# Thread Specs - Arizona Silhoutte



## LL Woodworks (Mar 7, 2012)

Arizona Silhoutte offers some FP sections in their Pen Kit Accessories>FP Nibs section on their web site; specifically part numbers  BHW-703 through BHW-708.
Has anyone bought these and does anyone know the thread specs (what tap size) for these?  I called AZ and they had no idea.
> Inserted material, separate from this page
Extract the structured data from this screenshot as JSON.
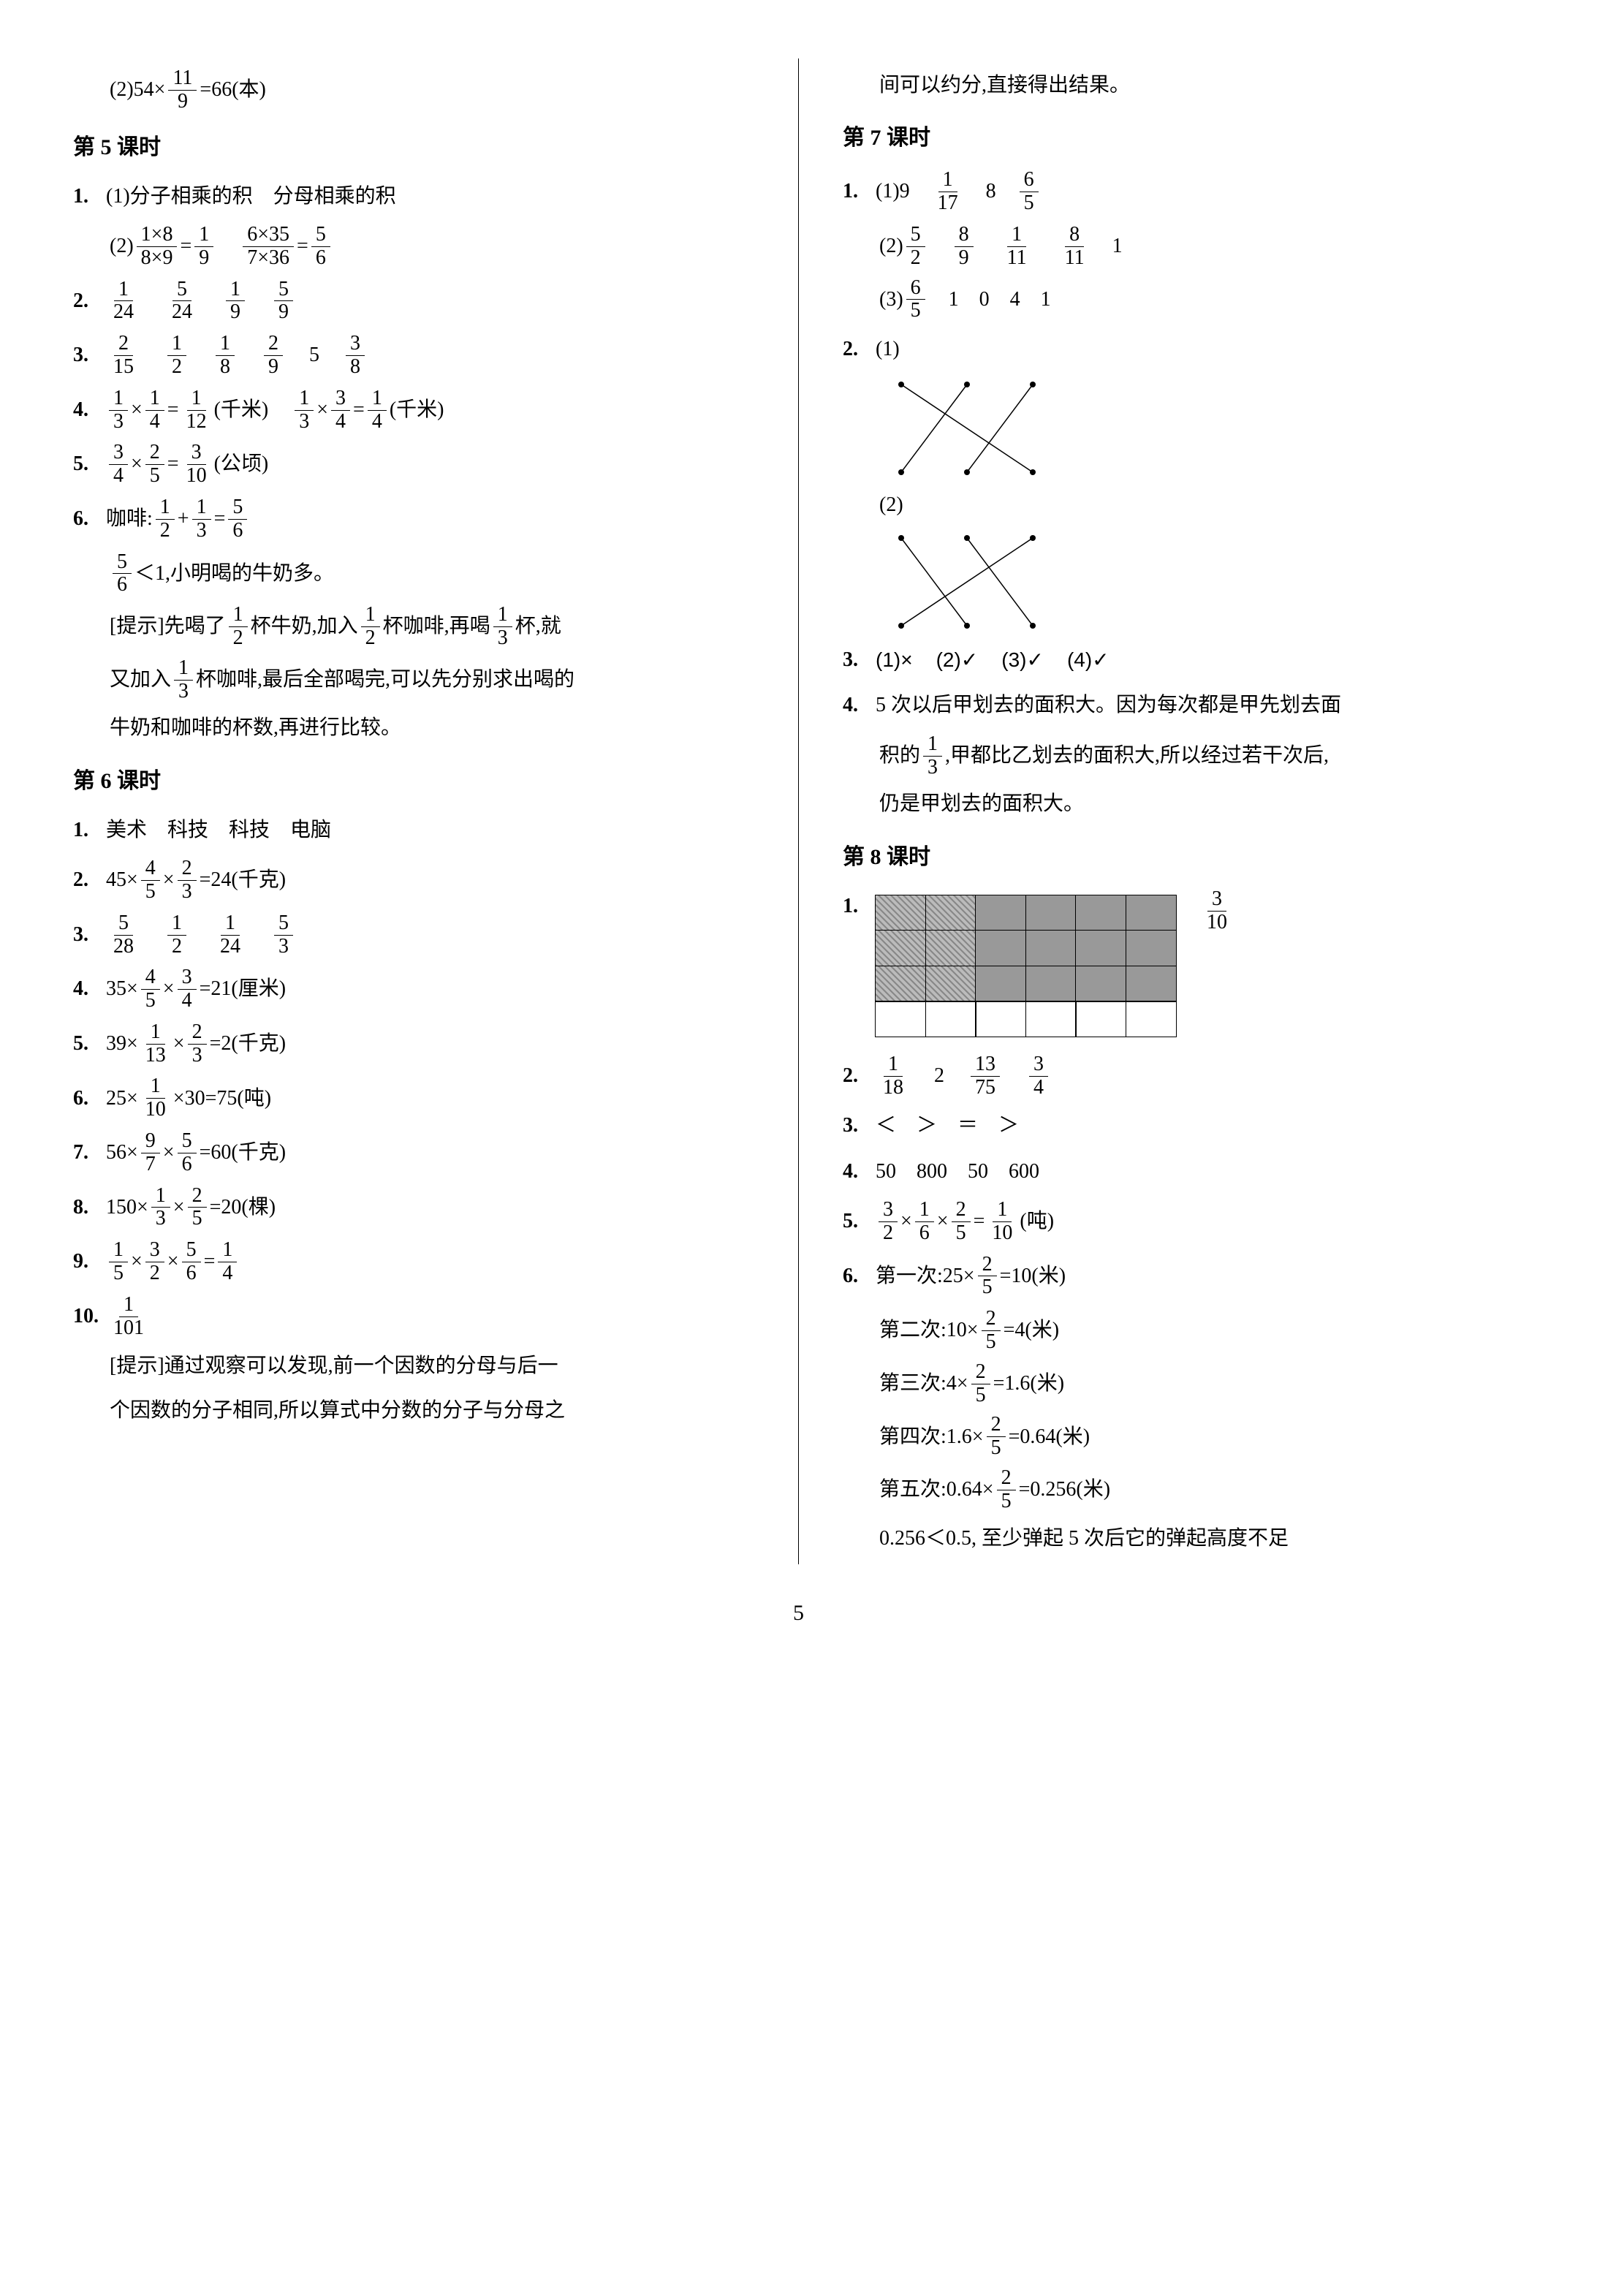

He said I was the second person in 12 years to ask that question.

Thanks
Lynn


----------



## frank123 (Mar 8, 2012)

Since no one else more knowledgeable has replied I will.

(BHW 706)

I bought several of these and as near as I can determine by measuring with a caliper they seem to be M8.5 x 1 (or maybe M8.4 but 8.5 should work I would think).  Not the most common size but pen taps, for reasons I fail to understand, don't ever seem to be.

Maybe someone that knows for certain will post.


----------



## jjudge (Mar 8, 2012)

If they're for Baron/Sedona ... or Churchill/El Grande, then they should be listed in the Taps, Dies, Sizes spreadsheet I posted to "Advanced Penmaking" forum.


----------



## PenMan1 (Mar 8, 2012)

jjudge said:


> If they're for Baron/Sedona ... or Churchill/El Grande, then they should be listed in the Taps, Dies, Sizes spreadsheet I posted to "Advanced Penmaking" forum.


 

This is exactly correct, AND, if you have not visited the spreadsheet, you are missing a GREAT piece of information. Thanks, Joe for this data!


----------



## LL Woodworks (Mar 9, 2012)

Thanks - All - after posting I did exactly that - Thanks for the replies.
Lynn


----------